The wall art in Building No. 2 pretty much says it all. Recently Industry City announced a billion-dollar plan (courtesy of principal owners Jamestown Properties, Belvedere Capital, and Angelo Gordon) to turn the campus into an international marketplace; the plan includes a proposal for a hotel, a ferry stop, and some reworking of the Gowanus Expressway to make it more pedestrian- and bike-friendly.

Photo: Wendy Goodman

Exploring the vast spaces within Building No. 2 gives you some idea of the magnitude of the potential.

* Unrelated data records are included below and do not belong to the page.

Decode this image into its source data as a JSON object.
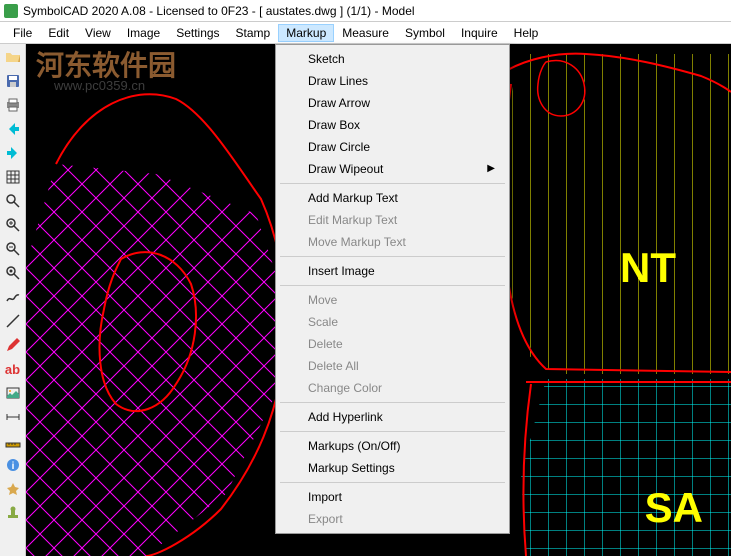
{
  "title": "SymbolCAD 2020 A.08 - Licensed to 0F23  -  [ austates.dwg ] (1/1)  -  Model",
  "menu": {
    "file": "File",
    "edit": "Edit",
    "view": "View",
    "image": "Image",
    "settings": "Settings",
    "stamp": "Stamp",
    "markup": "Markup",
    "measure": "Measure",
    "symbol": "Symbol",
    "inquire": "Inquire",
    "help": "Help"
  },
  "dropdown": {
    "sketch": "Sketch",
    "draw_lines": "Draw Lines",
    "draw_arrow": "Draw Arrow",
    "draw_box": "Draw Box",
    "draw_circle": "Draw Circle",
    "draw_wipeout": "Draw Wipeout",
    "add_markup_text": "Add Markup Text",
    "edit_markup_text": "Edit Markup Text",
    "move_markup_text": "Move Markup Text",
    "insert_image": "Insert Image",
    "move": "Move",
    "scale": "Scale",
    "delete": "Delete",
    "delete_all": "Delete All",
    "change_color": "Change Color",
    "add_hyperlink": "Add Hyperlink",
    "markups_onoff": "Markups (On/Off)",
    "markup_settings": "Markup Settings",
    "import": "Import",
    "export": "Export"
  },
  "watermark": {
    "main": "河东软件园",
    "url": "www.pc0359.cn"
  },
  "labels": {
    "nt": "NT",
    "sa": "SA"
  },
  "toolbar_text": {
    "ab": "ab"
  },
  "colors": {
    "canvas_bg": "#000000",
    "outline_red": "#ff0000",
    "hatch_yellow": "#ffff00",
    "hatch_magenta": "#ff00ff",
    "hatch_cyan": "#00ffff",
    "labels": "#ffff00"
  }
}
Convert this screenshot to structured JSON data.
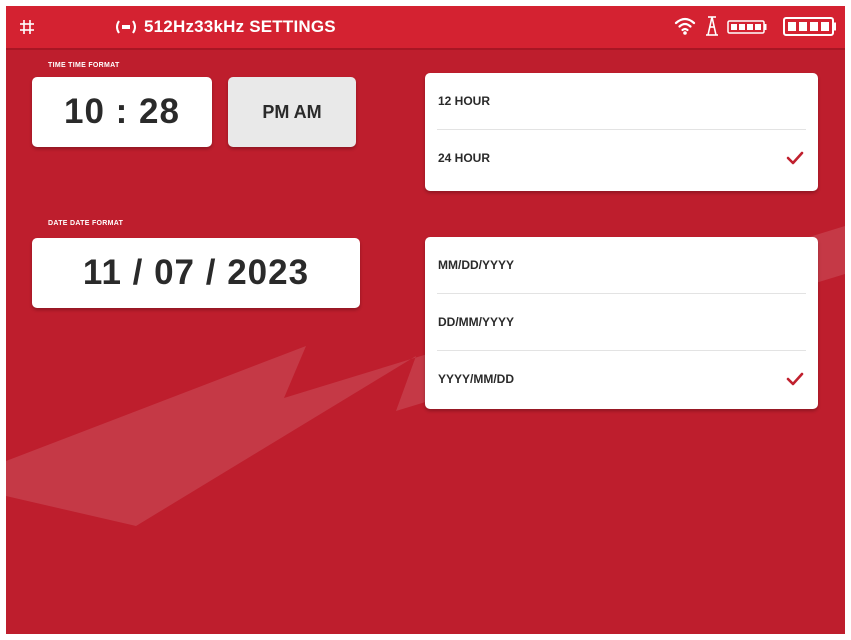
{
  "header": {
    "title": "512Hz33kHz SETTINGS",
    "icons": [
      "grid-icon",
      "signal-icon",
      "wifi-icon",
      "tower-icon",
      "battery-small-icon",
      "battery-icon"
    ]
  },
  "time": {
    "label": "TIME TIME FORMAT",
    "value": "10 : 28",
    "ampm": "PM AM"
  },
  "date": {
    "label": "DATE DATE FORMAT",
    "value": "11 / 07 / 2023"
  },
  "hour_formats": {
    "options": [
      {
        "label": "12 HOUR",
        "selected": false
      },
      {
        "label": "24 HOUR",
        "selected": true
      }
    ]
  },
  "date_formats": {
    "options": [
      {
        "label": "MM/DD/YYYY",
        "selected": false
      },
      {
        "label": "DD/MM/YYYY",
        "selected": false
      },
      {
        "label": "YYYY/MM/DD",
        "selected": true
      }
    ]
  },
  "colors": {
    "background": "#be1e2d",
    "header": "#d42231",
    "accent_check": "#c0202e",
    "text_dark": "#2a2a2a"
  }
}
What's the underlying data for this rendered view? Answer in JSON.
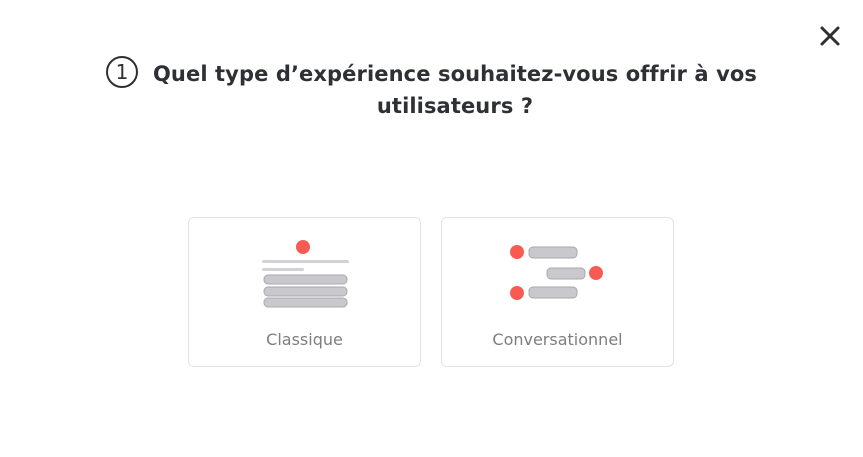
{
  "dialog": {
    "step_number": "1",
    "question": "Quel type d’expérience souhaitez-vous offrir à vos utilisateurs ?",
    "close_icon": "close-icon"
  },
  "options": [
    {
      "label": "Classique",
      "icon": "classic-form-illustration"
    },
    {
      "label": "Conversationnel",
      "icon": "conversational-form-illustration"
    }
  ],
  "colors": {
    "accent": "#f95b53",
    "bar": "#c8c8cd",
    "bar_border": "#a8a8ae",
    "text_dark": "#2f3034",
    "text_muted": "#7d7d83",
    "card_border": "#e3e3e6"
  }
}
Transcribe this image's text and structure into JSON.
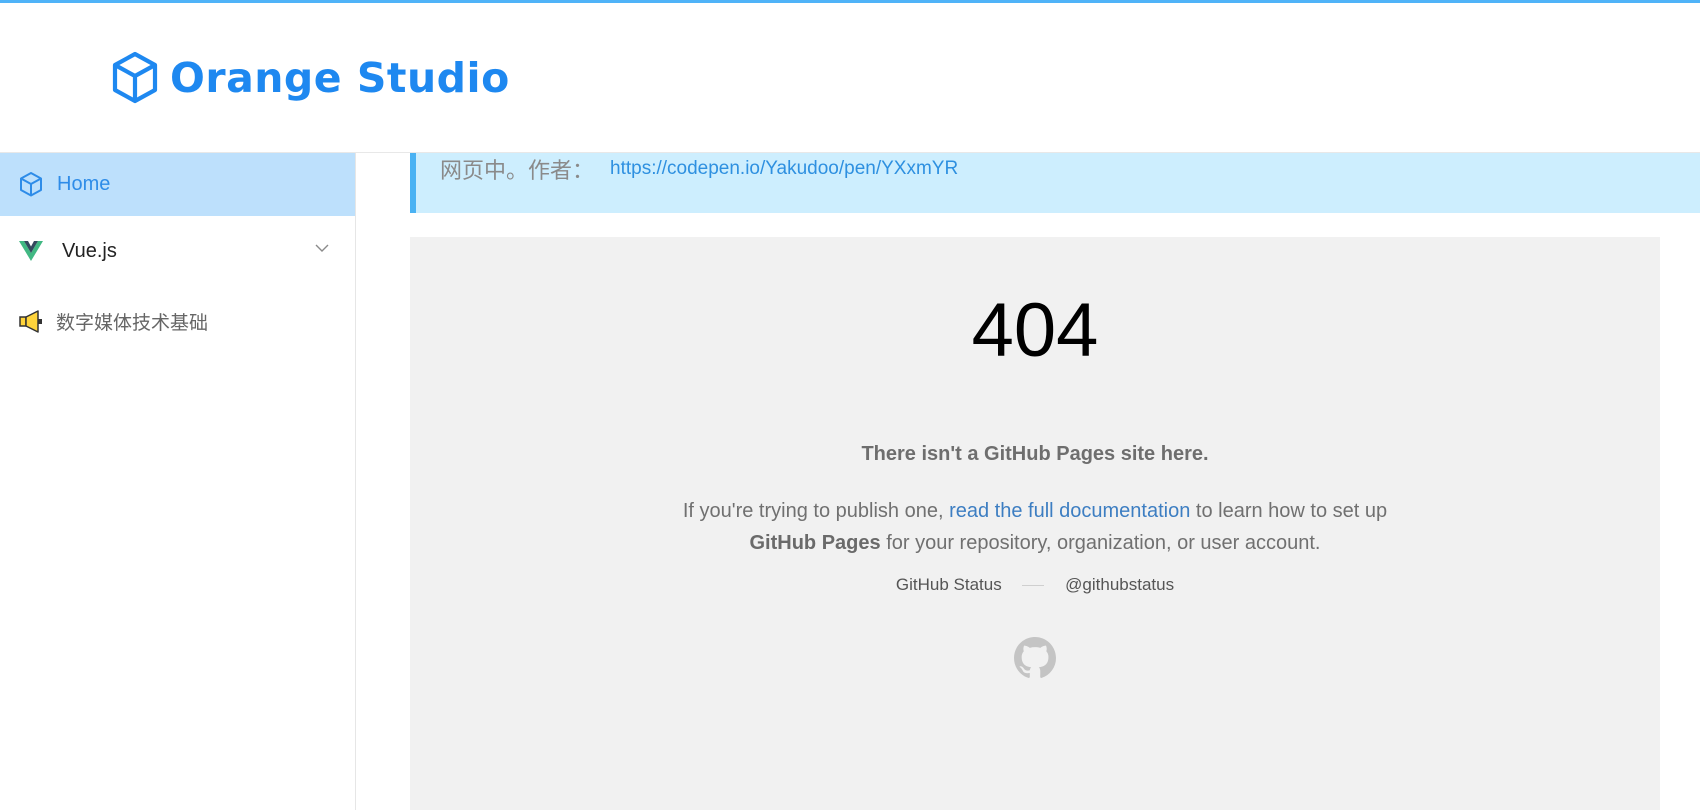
{
  "brand": {
    "name": "Orange Studio",
    "icon": "cube-icon",
    "color": "#1e88f0"
  },
  "sidebar": {
    "items": [
      {
        "label": "Home",
        "icon": "cube-icon",
        "active": true
      },
      {
        "label": "Vue.js",
        "icon": "vue-logo-icon",
        "expandable": true
      },
      {
        "label": "数字媒体技术基础",
        "icon": "megaphone-icon"
      }
    ]
  },
  "notice": {
    "text": "网页中。作者：",
    "link": "https://codepen.io/Yakudoo/pen/YXxmYR"
  },
  "embed": {
    "code": "404",
    "headline": "There isn't a GitHub Pages site here.",
    "desc_prefix": "If you're trying to publish one, ",
    "desc_link": "read the full documentation",
    "desc_middle": " to learn how to set up",
    "desc_bold": "GitHub Pages",
    "desc_suffix": " for your repository, organization, or user account.",
    "status_link": "GitHub Status",
    "twitter_link": "@githubstatus",
    "footer_icon": "github-octocat-icon"
  },
  "colors": {
    "accent": "#4fb3f8",
    "active_nav_bg": "#bde0fc",
    "notice_bg": "#cdeefe",
    "link": "#2e90e0"
  }
}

When I spoke with Michael Phillips, the president of Jamestown, he said, “peel back the layers here, and you’ll start to see businesses that have been around since the ’80s, and that there are these incredible resources that are buried throughout these buildings in Brooklyn that are the backbone of the home design industry.”

Photo: Wendy Goodman

Here, the second floor of Building No. 2 will be filled with designers and makers and installations come NYCxDesign in May. When I asked Phillips what he thought was the biggest obstacle to getting people out here, he said, “I think it’s the first trip. I think it’s the same challenge that people had about Brooklyn in general for the last 15 years, right? Then you go out there once, and you are sort of smitten by it.”